In 1949 Louis Sonney died. He’d had Elmer for 27 years. Elmer got stuck in an LA storage warehouse for 15 years. In 1964 Sonney’s son lent Elmer to a filmmaker, who put Elmer in a movie called “She Freak.” Then, in 1968, Sonney’s son sold Elmer, and other wax figures, to the owner of the Hollywood Wax Museum. He bought them for two Canadian guys, who exhibited them at a show at Mt. Rushmore. During a windstorm there, Elmer lost the tips of his ears, his fingers, and his toes. When he was returned to wax museum owner, he decided Elmer looked too gruesome, AND NOT LIFELIKE ENOUGH, to display. He sold Elmer to a part-owner of an amusement park in Long Beach, California. By 1976, Elmer McCurdy, the Bandit who wouldn’t give up, was hanging in the “Laff in the Dark” funhouse.

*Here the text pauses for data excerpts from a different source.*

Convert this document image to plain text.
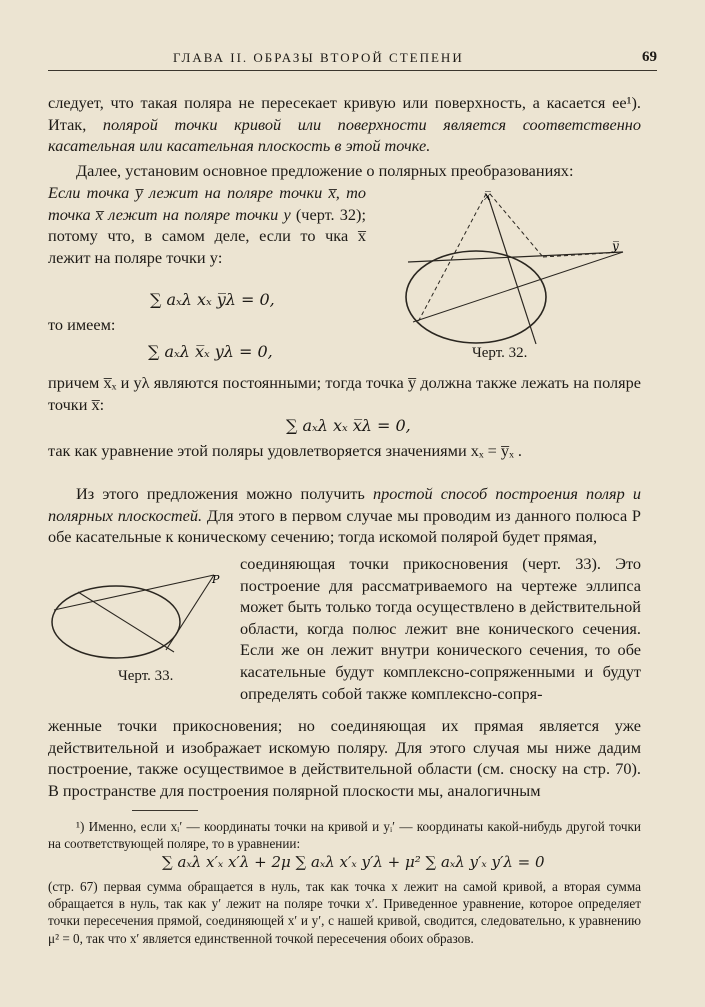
ГЛАВА II. ОБРАЗЫ ВТОРОЙ СТЕПЕНИ	69

следует, что такая поляра не пересекает кривую или поверхность, а касается ее¹). Итак, полярой точки кривой или поверхности является соответственно касательная или касательная плоскость в этой точке.

Далее, установим основное предложение о полярных преобразованиях:

Если точка y̅ лежит на поляре точки x̅, то точка x̅ лежит на поляре точки y (черт. 32); потому что, в самом деле, если то чка x̅ лежит на поляре точки y:

∑ aₓλ xₓ y̅λ = 0,

то имеем:

∑ aₓλ x̅ₓ yλ = 0,

x̅
y̅

Черт. 32.

причем x̅ₓ и yλ являются постоянными; тогда точка y̅ должна также лежать на поляре точки x̅:

∑ aₓλ xₓ x̅λ = 0,

так как уравнение этой поляры удовлетворяется значениями xₓ = y̅ₓ .

Из этого предложения можно получить простой способ построения поляр и полярных плоскостей. Для этого в первом случае мы проводим из данного полюса P обе касательные к коническому сечению; тогда искомой полярой будет прямая,

P

Черт. 33.

соединяющая точки прикосновения (черт. 33). Это построение для рассматриваемого на чертеже эллипса может быть только тогда осуществлено в действительной области, когда полюс лежит вне конического сечения. Если же он лежит внутри конического сечения, то обе касательные будут комплексно-сопряженными и будут определять собой также комплексно-сопря-

женные точки прикосновения; но соединяющая их прямая является уже действительной и изображает искомую поляру. Для этого случая мы ниже дадим построение, также осуществимое в действительной области (см. сноску на стр. 70). В пространстве для построения полярной плоскости мы, аналогичным

¹) Именно, если xᵢ′ — координаты точки на кривой и yᵢ′ — координаты какой-нибудь другой точки на соответствующей поляре, то в уравнении:

∑ aₓλ x′ₓ x′λ + 2μ ∑ aₓλ x′ₓ y′λ + μ² ∑ aₓλ y′ₓ y′λ = 0

(стр. 67) первая сумма обращается в нуль, так как точка x лежит на самой кривой, а вторая сумма обращается в нуль, так как y′ лежит на поляре точки x′. Приведенное уравнение, которое определяет точки пересечения прямой, соединяющей x′ и y′, с нашей кривой, сводится, следовательно, к уравнению μ² = 0, так что x′ является единственной точкой пересечения обоих образов.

Elmer, the story that wouldn’t die. Almost there.
December 8, 1976. The Six Million Dollar Man is filming scenes for an episode called “Carnival of Spies.” Guess where they are? Yup, at The Pike, inside the “Laff in the Dark” funhouse. A prop guy needed to move that goofy looking dangling mannequin, and when he did the arm broke off. Nothing a little Elmer’s glue and duct tape wouldn’t fix, right? Except this paper mache fake body had a real bone sticking out of it.
Police were called, and autopsy was done, and the corpse was that of a human male who died of a gunshot wound to the chest. Elmer had become petrified, due in great part to having been covered in wax, then covered in layers of glow-in-the-dark paint. He weighed 50 pounds, and was 63 inches tall.
Investigators found some clues. No bullet, but the bullet jacket was found- which gave them a clue as to when the death could have occurred. Tuberculosis in the lungs. And when they removed the jaw to check dental records- a 1924 penny was found in his mouth, along with a ticket stubs to the Pike, to a side show, and to Louis Sonney’s Museum of Crime. They called Sonney’s son, now Sonney Senior, and he told them it was, in fact, Elmer McCurdy.
That was December of 1976. Finally, on April 22, 1977, in the boot hill section of the Summit View Cemetery in Guthrie, Oklahoma, Elmer McCurdy was laid to rest next to another outlaw named Bill Doolin. To make sure nobody stole his body and send Elmer on another sideshow odyssey, they poured two feet of concrete over his casket.
And thus, The Bandit Who Wouldn’t Be Buried, reached the end of the line.